Continuing last week’s tour of Barbour‘s HQ, the End team took the opportunity to explore the brand’s archive room and came across a number of stunning jackets from different eras. The collection encompasses garments that date back to 1910 and features not only well-worn jackets, but jackets that look as if they’ve barely been touched over the years, too.
First up is Uncle Harry’s coat, the earliest coat in the archives dating back to 1910. It is a double-breasted jacket designed to protect the wearer against foul weather in all situations and features a velvet collar and waxed thread for waterproofing.
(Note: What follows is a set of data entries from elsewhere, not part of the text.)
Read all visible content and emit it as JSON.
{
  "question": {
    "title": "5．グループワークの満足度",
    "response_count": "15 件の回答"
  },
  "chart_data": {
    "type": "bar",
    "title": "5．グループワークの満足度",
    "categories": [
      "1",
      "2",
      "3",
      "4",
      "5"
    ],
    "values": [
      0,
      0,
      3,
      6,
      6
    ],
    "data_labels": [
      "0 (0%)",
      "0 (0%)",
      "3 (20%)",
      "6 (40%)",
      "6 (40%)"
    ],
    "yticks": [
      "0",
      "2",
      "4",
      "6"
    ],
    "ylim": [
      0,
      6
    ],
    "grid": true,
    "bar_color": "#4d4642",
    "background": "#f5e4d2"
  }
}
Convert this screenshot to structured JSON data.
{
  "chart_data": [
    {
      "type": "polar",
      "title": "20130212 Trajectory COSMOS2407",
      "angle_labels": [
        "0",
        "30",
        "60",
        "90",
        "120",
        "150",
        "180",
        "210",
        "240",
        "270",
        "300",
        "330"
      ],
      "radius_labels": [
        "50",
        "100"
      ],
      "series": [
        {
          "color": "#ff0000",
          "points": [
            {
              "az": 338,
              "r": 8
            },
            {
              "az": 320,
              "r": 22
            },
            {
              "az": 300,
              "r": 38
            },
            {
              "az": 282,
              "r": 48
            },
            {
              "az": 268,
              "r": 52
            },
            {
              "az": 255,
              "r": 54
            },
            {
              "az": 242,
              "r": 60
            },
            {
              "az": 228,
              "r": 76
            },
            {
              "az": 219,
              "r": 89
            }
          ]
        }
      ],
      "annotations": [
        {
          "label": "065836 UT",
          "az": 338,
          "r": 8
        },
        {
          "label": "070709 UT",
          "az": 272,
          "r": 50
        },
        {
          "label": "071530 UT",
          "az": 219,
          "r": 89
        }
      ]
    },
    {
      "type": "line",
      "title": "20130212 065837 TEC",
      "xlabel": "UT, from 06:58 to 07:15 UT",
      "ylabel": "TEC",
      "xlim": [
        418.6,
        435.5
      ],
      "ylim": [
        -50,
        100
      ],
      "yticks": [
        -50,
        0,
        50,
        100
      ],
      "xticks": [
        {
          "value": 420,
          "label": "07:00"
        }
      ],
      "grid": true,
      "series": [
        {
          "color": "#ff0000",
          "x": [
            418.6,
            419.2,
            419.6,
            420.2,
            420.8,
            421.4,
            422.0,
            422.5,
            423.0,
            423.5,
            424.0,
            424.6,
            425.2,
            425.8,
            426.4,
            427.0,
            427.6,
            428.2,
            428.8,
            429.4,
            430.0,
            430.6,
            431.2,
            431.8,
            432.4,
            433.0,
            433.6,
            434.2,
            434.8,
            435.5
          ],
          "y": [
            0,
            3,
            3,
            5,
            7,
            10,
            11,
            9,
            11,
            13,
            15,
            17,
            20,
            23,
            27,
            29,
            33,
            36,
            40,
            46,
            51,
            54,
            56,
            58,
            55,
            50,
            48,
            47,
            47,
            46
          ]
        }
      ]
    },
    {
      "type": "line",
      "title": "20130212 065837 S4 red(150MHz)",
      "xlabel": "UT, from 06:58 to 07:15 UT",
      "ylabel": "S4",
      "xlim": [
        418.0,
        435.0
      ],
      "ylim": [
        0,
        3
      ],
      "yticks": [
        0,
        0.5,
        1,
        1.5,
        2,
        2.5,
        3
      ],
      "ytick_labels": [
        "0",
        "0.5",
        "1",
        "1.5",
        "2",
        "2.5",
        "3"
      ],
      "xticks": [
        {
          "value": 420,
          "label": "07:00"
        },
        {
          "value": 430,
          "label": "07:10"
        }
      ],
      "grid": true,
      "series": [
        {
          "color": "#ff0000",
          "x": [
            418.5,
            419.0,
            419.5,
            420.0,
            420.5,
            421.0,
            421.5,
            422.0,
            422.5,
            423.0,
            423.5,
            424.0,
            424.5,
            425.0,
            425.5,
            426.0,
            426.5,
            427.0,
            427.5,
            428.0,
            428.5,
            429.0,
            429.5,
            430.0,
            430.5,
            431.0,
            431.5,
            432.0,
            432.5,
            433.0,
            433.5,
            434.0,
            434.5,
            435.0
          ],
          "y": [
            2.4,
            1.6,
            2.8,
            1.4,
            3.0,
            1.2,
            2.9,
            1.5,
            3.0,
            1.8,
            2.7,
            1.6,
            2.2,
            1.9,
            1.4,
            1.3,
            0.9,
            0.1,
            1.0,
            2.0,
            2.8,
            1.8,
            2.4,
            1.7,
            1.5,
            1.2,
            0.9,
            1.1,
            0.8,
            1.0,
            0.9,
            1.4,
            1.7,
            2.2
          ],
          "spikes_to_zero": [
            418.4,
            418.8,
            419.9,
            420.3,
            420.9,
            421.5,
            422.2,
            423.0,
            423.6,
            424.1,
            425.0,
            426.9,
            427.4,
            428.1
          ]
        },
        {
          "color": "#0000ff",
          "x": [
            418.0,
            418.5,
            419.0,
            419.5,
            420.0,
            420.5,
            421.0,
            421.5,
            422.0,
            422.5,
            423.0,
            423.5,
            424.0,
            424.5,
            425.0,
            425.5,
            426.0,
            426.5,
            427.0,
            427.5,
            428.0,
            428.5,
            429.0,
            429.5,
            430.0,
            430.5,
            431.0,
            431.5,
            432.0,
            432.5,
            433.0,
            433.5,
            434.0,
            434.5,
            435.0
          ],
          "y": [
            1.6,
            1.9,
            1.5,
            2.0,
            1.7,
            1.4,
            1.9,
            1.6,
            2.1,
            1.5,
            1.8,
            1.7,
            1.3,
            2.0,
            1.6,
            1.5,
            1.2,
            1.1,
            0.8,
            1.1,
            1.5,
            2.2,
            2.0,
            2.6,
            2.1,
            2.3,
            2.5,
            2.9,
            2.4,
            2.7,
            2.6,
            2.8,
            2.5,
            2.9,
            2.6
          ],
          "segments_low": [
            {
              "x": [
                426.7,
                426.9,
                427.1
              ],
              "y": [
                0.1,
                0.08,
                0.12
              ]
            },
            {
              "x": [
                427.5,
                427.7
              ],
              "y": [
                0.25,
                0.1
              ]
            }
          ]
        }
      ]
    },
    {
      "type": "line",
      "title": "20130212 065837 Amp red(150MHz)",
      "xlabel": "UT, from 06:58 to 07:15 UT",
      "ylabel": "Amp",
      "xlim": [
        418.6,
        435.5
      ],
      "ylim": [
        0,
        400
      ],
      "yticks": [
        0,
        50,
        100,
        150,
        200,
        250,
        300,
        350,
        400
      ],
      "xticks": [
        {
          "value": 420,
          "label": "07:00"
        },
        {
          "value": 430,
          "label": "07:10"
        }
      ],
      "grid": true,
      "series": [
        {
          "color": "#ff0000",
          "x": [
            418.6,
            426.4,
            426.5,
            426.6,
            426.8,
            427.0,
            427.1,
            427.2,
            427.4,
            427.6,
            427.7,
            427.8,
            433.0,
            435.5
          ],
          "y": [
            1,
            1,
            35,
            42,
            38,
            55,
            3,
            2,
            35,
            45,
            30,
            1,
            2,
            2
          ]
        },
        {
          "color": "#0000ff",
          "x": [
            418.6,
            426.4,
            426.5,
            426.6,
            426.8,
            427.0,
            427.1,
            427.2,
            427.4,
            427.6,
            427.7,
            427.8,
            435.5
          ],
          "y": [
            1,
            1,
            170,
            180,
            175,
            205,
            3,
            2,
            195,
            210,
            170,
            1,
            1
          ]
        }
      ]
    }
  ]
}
Pictured next is a cape-style jacket from the 1920s. Although it bares little resemblance to what we recognize as typical of Barbour today, the jacket was wildly popular in its time, with thousands produced and sold. Designed to meet the needs of horsemen, the jacket was created to protect those who faced the elements on top of their horses as carriage drivers.
Shown in picture three is the A7 International. Originally sold with an accompanying pair of trousers, the jacket was created with a comprehensive list of features designed to aid and improve the motorcycle rider’s experience. The chest pocket was set at an angle to allow gloved hands easy access to maps, the collar was cut short to create room for a pudding bowl helmet, and the jacket was belted in order to give it some aerodynamics, preventing it from flapping about in the wind.
Featured in both picture four and five are two Solway jackets each aged differently. The Solway jacket first appeared in the 1970s and was one of the first country jackets. It is this use in Britain’s countryside that has created these two remarkably different jackets. The first has been lavished with frequent coatings of wax, accompanied with a buildup of grease and dirt which has given it this rich, almost leather-style appearance. The second has been left untreated, allowing the elements to strip it of its original wax coating, leaving it with the lightweight feel of a normal cotton jacket.
Shown in image six is the Longshore Smock. Made in 1938 as the predecessor to the Solway, the Longshore Smock continues to show Barbour’s primary concern, comfort and functionality. Cut generously, allowing for many layers to be worn beneath it, the Smock was worn while lying in the sand, creating more wear and tear on the front and creating the need for the large funnel collar in order to protect the wearer.
Next up is an example from the 1950s of the A7 international which retains the recognizable details of the 1937 model, this time incorporating a wool lining. It is this versatility and ease of customization that has constantly helped to propel the brand.
The jacket pictured in image eight is the PVC jacket which was most likely used in a poultry factory. And while vastly different from the outdoor styles that have become associated with the brand, contains a selection of the functional details that made them great.
Last up is a subdued version of Barbour’s Motoring jacket. Designed to be worn while driving an open-topped car, the wearer actually sits in the jacket offering three layers of protection at the front, where the worst of the elements would hit the driver. As with many of the styles in the archive, it is lined with a unique tartan fabric and retains the angled map pocket and corduroy collar that have now become hallmarks of the brand.